C++ bounded::integer library
david stone via Digitalmars-d
digitalmars-d at puremagic.com
Tue Jul 15 19:15:01 PDT 2014
On Saturday, 17 May 2014 at 17:31:18 UTC, bearophile wrote:
> I am reading all the slides in this page (some are still
> missing and will be added later):
> https://github.com/boostcon/cppnow_presentations_2014
>
> Here are the slides of a nice talk, "Removing undefined
> behavior from integer operations: the bounded::integer library":
>
> https://github.com/boostcon/cppnow_presentations_2014/blob/master/files/bounded_integer.pdf?raw=true
>
> Some design decisions are not good (like not throwing at
> run-time on default, the long name, and more). Near the end of
> the slides pack it shows that a bit of language support can
> help improve both the syntax and the usage.
>
> Bye,
> bearophile
Hello bearophile. I am the presenter / author of said library, so
I feel I should comment on this.
First, the default overflow policy. This is an issue I have
struggled with a bit. The current default is to mirror built-in
integers in terms of performance. If a user types
bounded::integer<0, 10>, they get a type with no run-time checks.

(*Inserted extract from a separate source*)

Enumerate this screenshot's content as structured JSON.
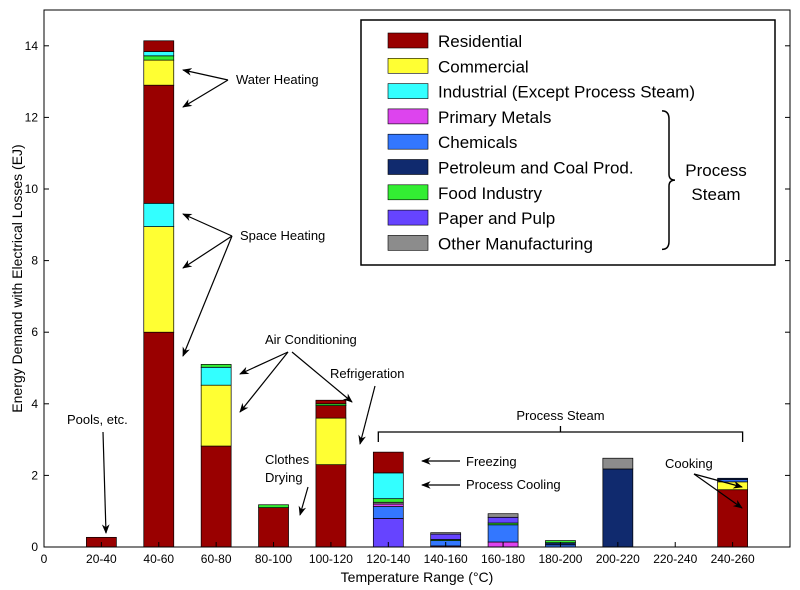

I did consider making bounded::throw_policy the default (right
now, the typedef for that is bounded::checked_integer<0, 10>). My
reasoning for this that I suspect this is the behavior that most
people want. I could be convinced otherwise primarily by way of
proving that compilers can optimize away the run-time bounds
check for common cases: situations like the integer increment for
a loop index variable. I've also considered a debug assert
statement for the default.
Second, the name. If you have suggestions for something better, I
am listening. I definitely understand the importance of common
types being short. The previous version of this library had the
namespace as bounded_integer and the class type as
bounded_integer, so instead of bounded::integer<0, 10>, you had
to refer to it as bounded_integer::bounded_integer<0, 10>, which
was even worse. My ideal would probably be something like int<0,
10>, but I'm not getting that for fairly obvious reasons. I do
find myself not typing out the name of the type very often,
though, preferring to let auto deduce the types for me.
You say you have more criticisms of the library design, so I hope
they are nothing too fundamentally flawed. I would like to hear
them so that I can fix them (or perhaps I addressed the issue in
my talk? The video is not yet posted).